Members of the group teach on various bachelor and masters level courses at SDU, but primarily in the following three courses.
Population biology and evolution
Population biology and evolution are the foundations for understanding biological phenomena including biological diversity, population fluctuations and extinctions, and interactions among species. Knowledge of there concepts has practical applications in population and resource management, nature conservation, medicine and epidemiology, animal/plant breeding, etc. I am the course director and a lecturer on an undergraduate course at the University of Southern Denmark that explains the key processes in population biology and evolution at the individual, population, and species levels. It covers the tools for understanding these procesess including simple theoretical and mathematical models. The course is run in the autumn semester. The university’s official page for the course is here.

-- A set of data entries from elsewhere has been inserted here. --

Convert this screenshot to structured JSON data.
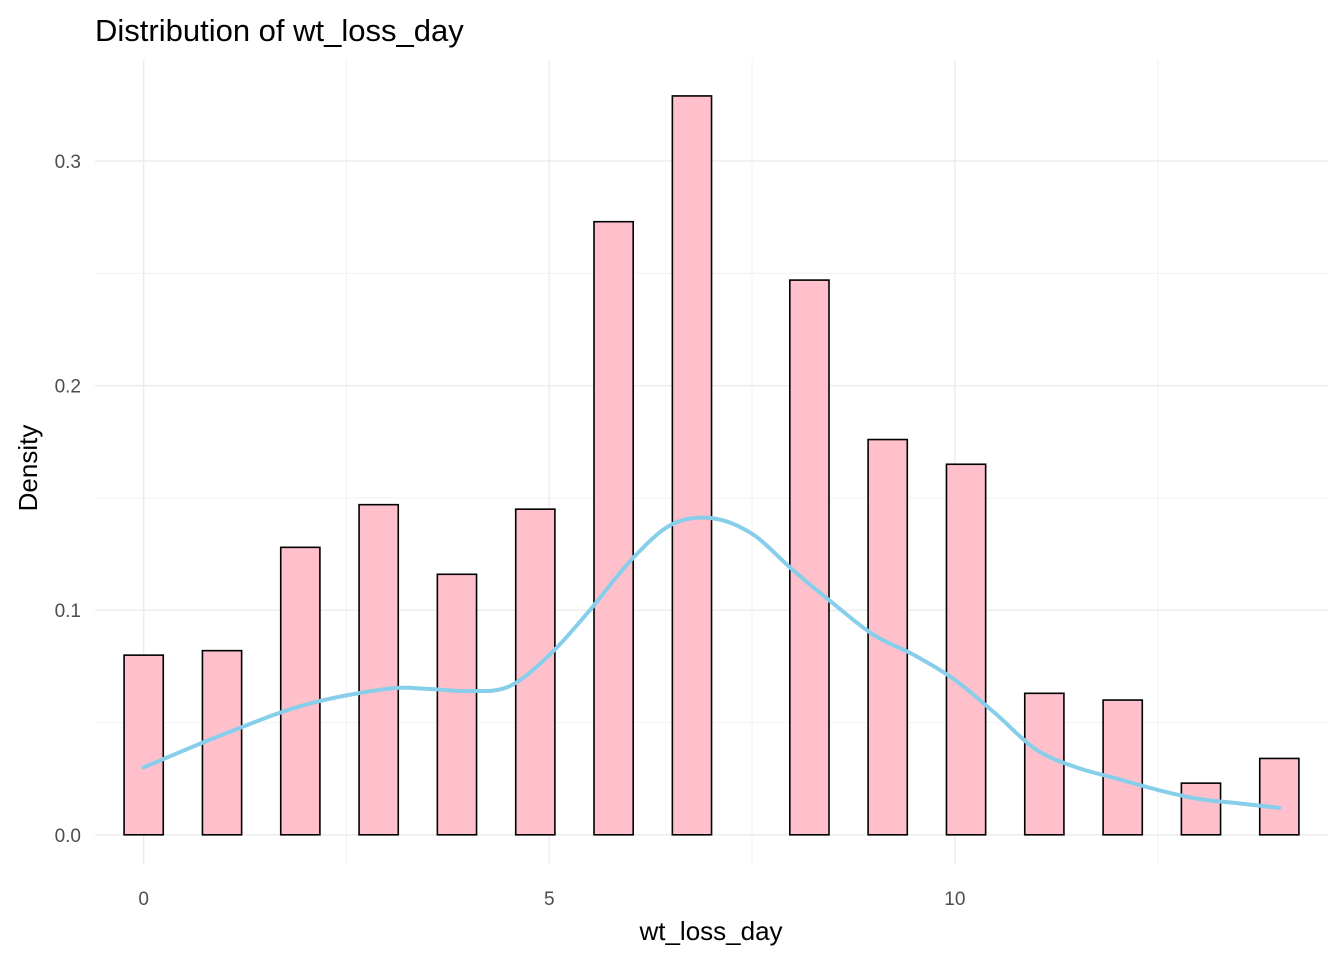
{
  "chart_data": {
    "type": "bar",
    "title": "Distribution of wt_loss_day",
    "xlabel": "wt_loss_day",
    "ylabel": "Density",
    "xlim": [
      -0.6,
      14.6
    ],
    "ylim": [
      -0.013,
      0.345
    ],
    "xticks": [
      0,
      5,
      10
    ],
    "xtick_labels": [
      "0",
      "5",
      "10"
    ],
    "yticks": [
      0.0,
      0.1,
      0.2,
      0.3
    ],
    "ytick_labels": [
      "0.0",
      "0.1",
      "0.2",
      "0.3"
    ],
    "grid": true,
    "legend": "none",
    "bar_color": "#ffc0cb",
    "bar_edge_color": "#000000",
    "density_color": "#87ceeb",
    "bin_width": 0.483,
    "bins": [
      {
        "x": 0.0,
        "value": 0.08
      },
      {
        "x": 0.966,
        "value": 0.082
      },
      {
        "x": 1.931,
        "value": 0.128
      },
      {
        "x": 2.897,
        "value": 0.147
      },
      {
        "x": 3.862,
        "value": 0.116
      },
      {
        "x": 4.828,
        "value": 0.145
      },
      {
        "x": 5.793,
        "value": 0.273
      },
      {
        "x": 6.759,
        "value": 0.329
      },
      {
        "x": 8.207,
        "value": 0.247
      },
      {
        "x": 9.172,
        "value": 0.176
      },
      {
        "x": 10.138,
        "value": 0.165
      },
      {
        "x": 11.103,
        "value": 0.063
      },
      {
        "x": 12.069,
        "value": 0.06
      },
      {
        "x": 13.034,
        "value": 0.023
      },
      {
        "x": 14.0,
        "value": 0.034
      }
    ],
    "density": {
      "x": [
        0,
        1,
        2,
        3,
        3.5,
        4,
        4.5,
        5,
        5.5,
        6,
        6.5,
        7,
        7.5,
        8,
        8.5,
        9,
        9.5,
        10,
        10.5,
        11,
        11.5,
        12,
        12.5,
        13,
        13.5,
        14
      ],
      "y": [
        0.03,
        0.045,
        0.058,
        0.065,
        0.065,
        0.064,
        0.066,
        0.08,
        0.1,
        0.122,
        0.138,
        0.141,
        0.134,
        0.118,
        0.103,
        0.089,
        0.08,
        0.069,
        0.054,
        0.038,
        0.03,
        0.025,
        0.02,
        0.016,
        0.014,
        0.012
      ]
    }
  }
}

Introduction to biodemography
Biodemography is the study of demographic characteristics, including patterns of birth and death, and how they interact with environmental drivers in species across the tree of life. I am the course director of a new course at the University of Southern Denmark that covers the basic concepts of biodemography including life-history theory, evolutionary theories of aging, demographic methods for analysis of populations, and data collection. The course survey the demography of taxonomic groups from animals (including humans) to plants and covers how demographic principles are applied in conservation and management. Students will gain the skills to construct and analyse life tables and matrix population models, and to understand and synthesise primary literature from the field. The university’s official page for the course is here.

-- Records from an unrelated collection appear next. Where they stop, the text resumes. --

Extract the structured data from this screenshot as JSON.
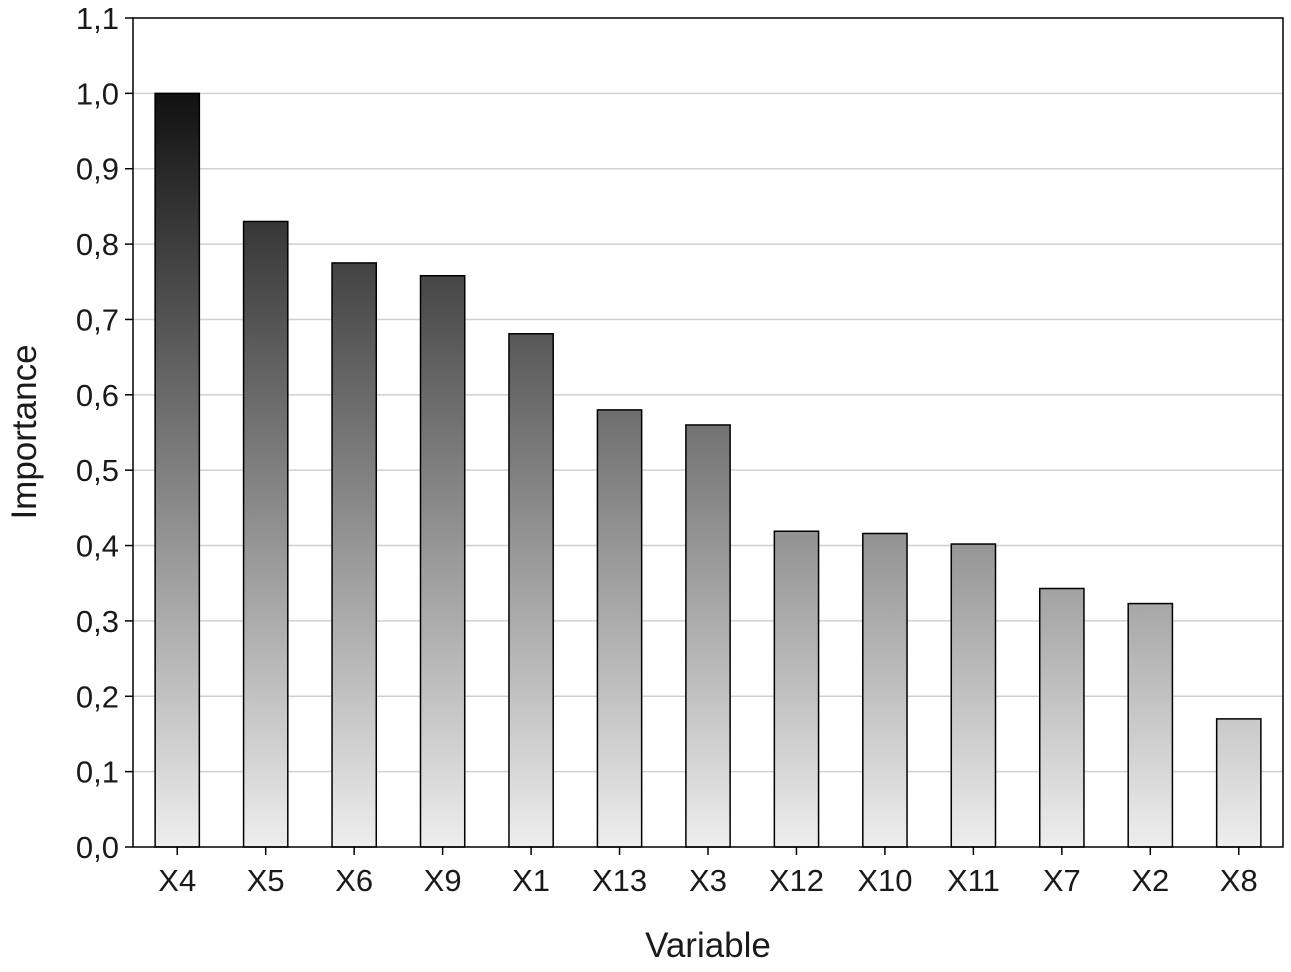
{
  "chart_data": {
    "type": "bar",
    "categories": [
      "X4",
      "X5",
      "X6",
      "X9",
      "X1",
      "X13",
      "X3",
      "X12",
      "X10",
      "X11",
      "X7",
      "X2",
      "X8"
    ],
    "values": [
      1.0,
      0.83,
      0.775,
      0.758,
      0.681,
      0.58,
      0.56,
      0.419,
      0.416,
      0.402,
      0.343,
      0.323,
      0.17
    ],
    "xlabel": "Variable",
    "ylabel": "Importance",
    "ylim": [
      0,
      1.1
    ],
    "yticks": [
      "0,0",
      "0,1",
      "0,2",
      "0,3",
      "0,4",
      "0,5",
      "0,6",
      "0,7",
      "0,8",
      "0,9",
      "1,0",
      "1,1"
    ],
    "grid": "horizontal",
    "bar_fill": "vertical gradient, dark at top of chart to light at baseline",
    "colors": {
      "bar_top": "#111111",
      "bar_bottom": "#eeeeee",
      "bar_stroke": "#000000",
      "grid": "#d0d0d0",
      "frame": "#000000"
    }
  }
}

Planning and evaluation of biological studies
In this Masters-level course at the University of Southern Denmark students learn to formulate biological questions in order to design, analyse, interpret, and present their own studies. Theory, exercises and examples are presented to prepare students for the quantitative analysis of their future projects. The course makes heavy use of the statistical programming language, R, for data manipulation, visualisation, and analysis. The university’s official page for the course is here.